Lewerke got his confidence early, hitting a big play on third down for his first completion and driving past midfield. On the Spartans’ second drive, he faked the Northwestern defense and lofted a pass over the top to Josiah Price and an early lead.
The Spartans went up 14-0 and their confidence was rolling. Lewerke was scrambling to pick up yards. For a moment, the Spartans had seemingly found their quarterback answer. A freshman who could anchor the team for years to come.
Michigan State had seemingly righted the ship.
That goes double considering the Spartans’ opponent. Northwestern came into the game with one of the worst offenses statistically in the conference. A team that scored only seven points — in the fourth quarter — against FCS Illinois State earlier in the season.
Their quarterback, Clayton Thorson, continued to be tantalizing enough to keep playing but questionable enough to begin wondering what his future at the position was. Especially if the team continued to look anemic and struggle on the offensive end as it has.
That turned out not to be the case as Northwestern scored a stunning 54-40 win over Michigan State at Spartan Stadium on Saturday.
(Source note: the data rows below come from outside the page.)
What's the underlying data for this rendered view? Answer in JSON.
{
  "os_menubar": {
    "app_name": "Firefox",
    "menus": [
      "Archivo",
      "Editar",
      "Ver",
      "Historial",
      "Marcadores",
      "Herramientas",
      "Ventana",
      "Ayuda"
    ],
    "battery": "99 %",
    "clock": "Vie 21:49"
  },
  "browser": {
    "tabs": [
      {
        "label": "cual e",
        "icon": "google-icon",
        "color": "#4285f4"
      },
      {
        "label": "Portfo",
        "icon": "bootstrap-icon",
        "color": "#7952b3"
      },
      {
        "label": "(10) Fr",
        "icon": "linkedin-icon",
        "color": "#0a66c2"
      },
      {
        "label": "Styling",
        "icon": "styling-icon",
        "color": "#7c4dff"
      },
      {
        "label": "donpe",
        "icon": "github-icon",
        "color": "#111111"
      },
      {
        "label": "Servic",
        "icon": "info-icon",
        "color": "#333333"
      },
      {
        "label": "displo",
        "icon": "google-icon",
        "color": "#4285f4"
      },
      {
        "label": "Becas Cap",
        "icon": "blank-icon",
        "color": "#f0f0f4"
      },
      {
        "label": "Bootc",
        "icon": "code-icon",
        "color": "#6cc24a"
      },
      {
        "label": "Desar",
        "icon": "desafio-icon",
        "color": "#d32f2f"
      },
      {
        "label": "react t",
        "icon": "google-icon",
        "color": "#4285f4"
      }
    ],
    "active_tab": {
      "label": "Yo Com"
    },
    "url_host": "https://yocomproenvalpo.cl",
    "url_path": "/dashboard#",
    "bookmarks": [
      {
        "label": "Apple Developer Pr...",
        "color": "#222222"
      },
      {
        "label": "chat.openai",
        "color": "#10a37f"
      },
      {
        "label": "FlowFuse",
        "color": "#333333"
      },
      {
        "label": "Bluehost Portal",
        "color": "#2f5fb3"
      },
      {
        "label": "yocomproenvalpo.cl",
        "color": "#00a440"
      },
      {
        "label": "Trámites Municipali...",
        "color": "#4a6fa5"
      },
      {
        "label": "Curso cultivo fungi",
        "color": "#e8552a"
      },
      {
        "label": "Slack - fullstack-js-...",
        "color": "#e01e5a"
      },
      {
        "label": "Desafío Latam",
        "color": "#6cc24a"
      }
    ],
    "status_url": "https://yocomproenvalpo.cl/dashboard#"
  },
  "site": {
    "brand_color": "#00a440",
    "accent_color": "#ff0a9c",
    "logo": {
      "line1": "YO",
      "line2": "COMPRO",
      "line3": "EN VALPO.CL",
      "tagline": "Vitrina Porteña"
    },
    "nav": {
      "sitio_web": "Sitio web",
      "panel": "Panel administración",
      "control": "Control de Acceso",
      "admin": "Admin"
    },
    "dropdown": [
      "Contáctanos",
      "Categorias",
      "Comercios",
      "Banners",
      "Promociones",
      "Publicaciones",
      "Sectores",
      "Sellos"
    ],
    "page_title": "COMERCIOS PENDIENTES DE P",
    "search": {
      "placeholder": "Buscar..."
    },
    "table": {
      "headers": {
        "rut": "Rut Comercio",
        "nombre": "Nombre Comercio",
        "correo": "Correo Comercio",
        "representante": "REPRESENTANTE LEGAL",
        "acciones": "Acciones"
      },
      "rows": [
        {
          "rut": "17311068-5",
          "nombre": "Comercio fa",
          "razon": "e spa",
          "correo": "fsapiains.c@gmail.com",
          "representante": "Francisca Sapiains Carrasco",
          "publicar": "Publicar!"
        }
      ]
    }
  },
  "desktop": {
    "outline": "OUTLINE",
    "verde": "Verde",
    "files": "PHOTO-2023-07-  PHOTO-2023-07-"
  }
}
Michigan State’s quarterback was the one to struggle, not the one everyone expected with Northwestern’s difficulties on offense the past two seasons.
If any quarterback was likely to struggle, even against a puzzling defense like the Spartans, it would be Thorson.
Thorson though was steady. Down 14-0, he led the Wildcats on an eight-play, 61-yard drive capped off with a Justin Jackson touchdown run, leaving Spartans defenders in his wake. Jackson’s running game relieved pressure and Thorson began slinging the ball more.
The Wildcats used their bye week well and installed more bubble screens to spread the ball to the perimeter and get athletes like Solomon Vault and Flynn Nagel in space. It certainly helped an offensive line that has sometimes struggled to protect their quarterback.
Thorson, the sophomore, has begun to string together solid games. He put in another one with 281 yards, three touchdowns and one interception on 27-for-35 passing. The Spartans stacked the box and brought the blitz, and Thorson was able to stand up to it and find his safety valve — Austin Carr (11 catches for 130 yards).
The introduction of bubble screens helped his accuracy even more. And Michigan State’s frustratingly tame defensive line gave Thorson plenty of time to throw.
Northwestern did not look like the worst offense in the conference. Or the non-functioning offense of earlier in the year.
The Wildcats kept the Spartans off balance all game. They freed up running lanes for Justin Jackson. And Thorson delivered strikes time and time again.
Lewerke’s afternoon changed suddenly and his downfall was quick too.
Joe Graziano landed on top of Lewerke in the end zone for a game-changing safety. By the time the third quarter came around, Lewerke had completed 12 of 19 passes for just 99 yards. The Spartans trailed 33-17 (the other score coming on a pick-six) and looked lifeless.
Dantonio pulled the freshman quarterback, seemingly going back on anointing his starting quarterback for the future. He returned to senior captain Tyler O’Conner.
O’Conner was able to throw some deep passes, starting off the high-scoring fireworks with touchdown throws of 59 and 86 yards in the third quarter to get Michigan State within two points (quickly dispelled with a kickoff return from Solomon Vault).
But O’Conner was clearly not the answer for Michigan State’s passing and offensive woes. O’Conner finished with 281 yards on 13-for-21 passing. But overthrew receivers on a few deep passes, could not escape constant pressure or sustain any long drives to get the Spartans back in the game.
Michigan State’s complete lack of a run game continues to hurt the quarterbacks and the offense in general. But the Spartans have capable wide receivers. There still should be some potency.
Michigan State’s entire identity as a program has been called into question during this losing streak. The offense is certainly not spared.
And neither is their quarterback.
As one struggling offense in Northwestern seemed to grow in confidence and build momentum toward the second half of the season, Michigan State seems only to have more questions about what is best and how to right the ship before the end of the season.